The strongest variable associated with the number of Lyft trips an individual made was neither neighborhood racial/ethnic composition nor income, but rather local car ownership. Every 10 percent increase in the share of households without a car in a given neighborhood is associated with a 7 percent increase in the number of Lyft trips a user makes. This association is inverse to the one typically observed in personal car travel. For example, the California Household Travel Survey data show that carless households in Los Angeles make just one car trip per day, compared to the average of seven daily trips made by car-owning households. Figure 2 shows that personal car access and travel increase with income, a pattern also inverse to Lyft trip-making. The contrasting patterns between Lyft usage and personal car access suggest that people use Lyft in areas where its ready substitute — the household car — is scarcest.
Figure 2. Predicted number of Lyft vs. car trips and vehicle ownership across incomes
However, not all data present a rosy picture of ubiquitous access to ride-hail services, and barriers to ride-hailing remain. On average, riders living in majority-Asian and majority-Hispanic neighborhoods take significantly fewer trips per person compared to residents of majority-white and majority-black neighborhoods. Possible explanations for this include barriers to ride-hailing, such as a lack of bank accounts or smartphones, and cultural differences in car use and carpooling across groups. These potential factors and barriers require additional study.
Upending the status quo: Increasing equity in individual car access
The audit study revealed two stark findings. First, it showed that ride-hailing is remarkably more reliable than taxi use in terms of securing a ride and reducing wait times. Second, it demonstrated that ride-hailing dramatically narrows — but does not entirely erase — racial/ethnic-based service gaps among riders. None of the results varied based on driver characteristics, meaning that the results discussed below are consistent no matter the age, race/ethnicity, or gender of the driver.

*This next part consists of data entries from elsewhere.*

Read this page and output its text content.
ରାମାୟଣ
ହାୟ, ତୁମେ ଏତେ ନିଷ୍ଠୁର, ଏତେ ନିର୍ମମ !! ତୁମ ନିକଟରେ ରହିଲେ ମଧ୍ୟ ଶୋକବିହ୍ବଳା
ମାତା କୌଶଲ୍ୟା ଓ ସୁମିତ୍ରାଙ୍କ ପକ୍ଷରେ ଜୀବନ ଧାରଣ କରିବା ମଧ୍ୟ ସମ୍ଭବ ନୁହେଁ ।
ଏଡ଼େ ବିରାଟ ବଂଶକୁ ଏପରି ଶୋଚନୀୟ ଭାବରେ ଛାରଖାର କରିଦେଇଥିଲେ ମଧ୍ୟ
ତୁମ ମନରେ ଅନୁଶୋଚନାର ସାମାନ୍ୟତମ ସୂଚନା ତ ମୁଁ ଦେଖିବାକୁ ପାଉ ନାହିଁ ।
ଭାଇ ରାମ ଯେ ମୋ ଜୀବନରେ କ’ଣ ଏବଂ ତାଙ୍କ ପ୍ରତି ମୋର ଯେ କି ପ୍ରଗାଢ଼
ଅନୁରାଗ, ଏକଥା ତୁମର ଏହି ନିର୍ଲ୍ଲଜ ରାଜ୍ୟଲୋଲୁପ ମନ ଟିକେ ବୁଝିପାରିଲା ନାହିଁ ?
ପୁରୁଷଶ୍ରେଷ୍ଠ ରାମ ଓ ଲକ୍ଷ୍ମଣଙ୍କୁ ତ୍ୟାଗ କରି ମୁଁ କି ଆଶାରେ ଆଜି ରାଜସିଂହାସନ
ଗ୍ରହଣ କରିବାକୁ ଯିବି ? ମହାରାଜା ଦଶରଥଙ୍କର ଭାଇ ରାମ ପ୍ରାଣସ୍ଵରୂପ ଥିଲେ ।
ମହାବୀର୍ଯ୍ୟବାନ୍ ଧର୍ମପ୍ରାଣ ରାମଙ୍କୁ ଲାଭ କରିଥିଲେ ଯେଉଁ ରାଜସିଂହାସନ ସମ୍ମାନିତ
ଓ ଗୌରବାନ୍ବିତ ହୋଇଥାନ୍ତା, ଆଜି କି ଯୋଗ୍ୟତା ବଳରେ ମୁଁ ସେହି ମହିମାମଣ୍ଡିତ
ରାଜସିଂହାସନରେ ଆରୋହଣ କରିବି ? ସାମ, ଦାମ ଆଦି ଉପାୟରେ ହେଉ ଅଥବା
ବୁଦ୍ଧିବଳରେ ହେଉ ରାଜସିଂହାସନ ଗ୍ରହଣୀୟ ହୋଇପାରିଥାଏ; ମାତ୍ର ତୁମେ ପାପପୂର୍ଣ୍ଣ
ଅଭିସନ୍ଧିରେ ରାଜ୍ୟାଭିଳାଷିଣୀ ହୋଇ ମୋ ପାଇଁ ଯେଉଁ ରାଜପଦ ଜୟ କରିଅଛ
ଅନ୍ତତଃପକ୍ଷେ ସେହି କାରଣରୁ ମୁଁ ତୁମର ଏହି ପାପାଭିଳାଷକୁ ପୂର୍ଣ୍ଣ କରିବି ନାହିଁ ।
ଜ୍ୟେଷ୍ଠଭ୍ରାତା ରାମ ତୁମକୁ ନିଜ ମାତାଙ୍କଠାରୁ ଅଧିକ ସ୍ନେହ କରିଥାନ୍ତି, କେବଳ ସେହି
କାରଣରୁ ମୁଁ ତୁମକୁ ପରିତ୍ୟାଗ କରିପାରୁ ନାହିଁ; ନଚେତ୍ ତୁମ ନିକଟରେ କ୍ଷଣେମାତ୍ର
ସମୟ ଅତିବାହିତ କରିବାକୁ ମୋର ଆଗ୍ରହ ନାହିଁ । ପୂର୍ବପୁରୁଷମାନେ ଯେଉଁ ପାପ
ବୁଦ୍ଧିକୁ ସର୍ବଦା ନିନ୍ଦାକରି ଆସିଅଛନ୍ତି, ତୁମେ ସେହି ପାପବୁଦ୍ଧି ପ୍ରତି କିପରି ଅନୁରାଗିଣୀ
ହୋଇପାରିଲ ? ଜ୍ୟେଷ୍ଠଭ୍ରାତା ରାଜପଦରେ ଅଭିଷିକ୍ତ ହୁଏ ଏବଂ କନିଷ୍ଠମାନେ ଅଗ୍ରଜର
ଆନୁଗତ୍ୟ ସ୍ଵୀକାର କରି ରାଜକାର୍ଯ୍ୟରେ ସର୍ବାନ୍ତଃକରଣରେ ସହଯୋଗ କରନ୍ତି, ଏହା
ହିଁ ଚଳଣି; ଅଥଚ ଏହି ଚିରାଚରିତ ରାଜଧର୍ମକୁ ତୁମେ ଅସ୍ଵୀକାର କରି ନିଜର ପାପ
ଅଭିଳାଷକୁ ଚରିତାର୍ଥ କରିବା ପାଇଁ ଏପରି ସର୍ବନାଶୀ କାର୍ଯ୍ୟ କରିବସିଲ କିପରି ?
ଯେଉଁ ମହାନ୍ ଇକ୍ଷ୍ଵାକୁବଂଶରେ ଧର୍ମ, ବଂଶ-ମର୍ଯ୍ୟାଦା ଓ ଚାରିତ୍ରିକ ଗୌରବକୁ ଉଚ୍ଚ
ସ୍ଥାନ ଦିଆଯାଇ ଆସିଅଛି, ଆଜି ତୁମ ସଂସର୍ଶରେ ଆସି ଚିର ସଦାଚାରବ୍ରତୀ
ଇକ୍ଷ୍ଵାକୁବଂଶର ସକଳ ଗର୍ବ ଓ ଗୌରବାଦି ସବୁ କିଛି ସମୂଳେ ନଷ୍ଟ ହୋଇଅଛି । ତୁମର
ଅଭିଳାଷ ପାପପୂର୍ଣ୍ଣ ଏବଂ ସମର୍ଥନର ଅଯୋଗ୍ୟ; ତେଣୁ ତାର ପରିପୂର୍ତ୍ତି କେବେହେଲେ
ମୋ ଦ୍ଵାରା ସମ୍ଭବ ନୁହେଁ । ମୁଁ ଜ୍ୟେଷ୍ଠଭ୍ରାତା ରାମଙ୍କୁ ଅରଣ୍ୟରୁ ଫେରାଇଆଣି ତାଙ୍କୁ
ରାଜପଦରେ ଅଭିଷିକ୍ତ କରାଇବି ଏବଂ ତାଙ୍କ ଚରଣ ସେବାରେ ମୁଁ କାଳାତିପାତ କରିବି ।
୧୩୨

Lyft and Uber provided consistently shorter wait times than taxis. On average, ride-hail travelers waited 5.6 minutes between requesting a ride and the driver’s arrival. By contrast, taxi riders waited 24.3 minutes (four times longer) for the average cab to arrive, and more than one in 10 taxis (11 percent) failed to arrive within an hour. The highly variable taxi wait time distribution (shown in Figure 3) underscores the general unreliability of taxi services observed in this study.
Wait times did not differ appreciably between men and women, nor among white, Asian, and Hispanic riders. Wait times were, however, significantly longer for black riders than for white riders, who experienced the shortest wait times. Differences in service for black riders and white riders using Lyft, Uber, and taxis are statistically significant, and therefore unlikely due to chance. On average, black riders waited one minute and four seconds longer than white riders for Lyft, and 52 seconds longer than white riders for Uber. The starkest — and most meaningful — differences by rider race/ethnicity applied to taxis. Black taxi riders waited 10 minutes and 30 seconds longer than white riders. On average, black taxi riders waited 52 percent longer than white taxi riders.
Figure 3. Arrival time reliability across services
Nearly 20 percent of taxi riders did not receive rides because the taxi dispatcher did not pick up the phone, a taxi did not arrive within an hour, no taxis were available, or a taxi refused to provide a ride upon arrival. By contrast, just four out of 1,271 (0.3 percent) ride-hail trip requests in the study were not completed.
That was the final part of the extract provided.